Sun, August 9, 10:00 to 11:00am, TBA

Abstract

This study examines whether the forms and returns of cultural capital differ across immigrant generations. Using U.S. PISA 2018 data (n = 4,436), it analyzes reading literacy across four groups: natives, first-generation students, second-generation with two immigrant parents, and second-generation with one immigrant parent.

Three forms of cultural capital are examined: reading habits (home-cultivated practices aligned with school expectations), parental academic support (goal-directed involvement reflecting Lareau's 2003 concerted cultivation), and parental higher education (institutionalized credentials signaling institutional alignment).
Regression models are estimated for the full sample and by generational group, accounting for PISA's complex survey design using balanced repeated replication weights.

Across all groups, reading habits and parental higher education consistently predict higher reading literacy, indicating that home-cultivated practices and formal credentials function as transferable resources across migratory contexts. However, returns to parental academic support vary by generational status.
For first-generation students, speaking the test language at home and family wealth are especially salient, suggesting settlement conditions play a foundational role, while parental academic support does not reach significance.
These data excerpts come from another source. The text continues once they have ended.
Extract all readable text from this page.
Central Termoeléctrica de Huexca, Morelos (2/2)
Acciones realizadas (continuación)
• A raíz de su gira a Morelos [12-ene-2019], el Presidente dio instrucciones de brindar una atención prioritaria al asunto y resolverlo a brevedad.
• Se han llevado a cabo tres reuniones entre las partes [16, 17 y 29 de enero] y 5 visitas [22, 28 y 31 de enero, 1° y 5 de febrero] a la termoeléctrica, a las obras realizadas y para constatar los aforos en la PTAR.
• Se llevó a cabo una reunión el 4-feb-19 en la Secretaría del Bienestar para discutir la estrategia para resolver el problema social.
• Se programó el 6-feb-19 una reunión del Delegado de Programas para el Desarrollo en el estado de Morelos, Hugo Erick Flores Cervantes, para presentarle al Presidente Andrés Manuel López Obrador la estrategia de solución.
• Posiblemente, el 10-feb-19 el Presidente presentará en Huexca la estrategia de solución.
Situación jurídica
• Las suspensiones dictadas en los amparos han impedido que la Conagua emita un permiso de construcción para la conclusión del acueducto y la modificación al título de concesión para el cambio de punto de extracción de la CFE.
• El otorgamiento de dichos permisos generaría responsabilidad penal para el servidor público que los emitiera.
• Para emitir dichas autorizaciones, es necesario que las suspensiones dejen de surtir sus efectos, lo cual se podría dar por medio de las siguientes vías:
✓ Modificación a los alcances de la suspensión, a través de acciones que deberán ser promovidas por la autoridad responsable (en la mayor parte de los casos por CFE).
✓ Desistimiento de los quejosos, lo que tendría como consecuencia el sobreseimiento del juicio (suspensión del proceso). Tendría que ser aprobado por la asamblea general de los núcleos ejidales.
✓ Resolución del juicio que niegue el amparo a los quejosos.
Among second-generation students with two immigrant parents, reading habits and parental higher education remain significant, while parental academic support does not consistently predict performance. Parents not educated in the host country may still lack full familiarity with school norms, limiting the effectiveness of their involvement.
For mixed-generation students, reading habits and parental higher education remain significant, while parental academic support does not independently predict performance despite expected institutional familiarity. This pattern warrants further investigation.
These results indicate that the efficacy of cultural capital is shaped by migratory context and generational position rather than being a fixed resource with uniform returns.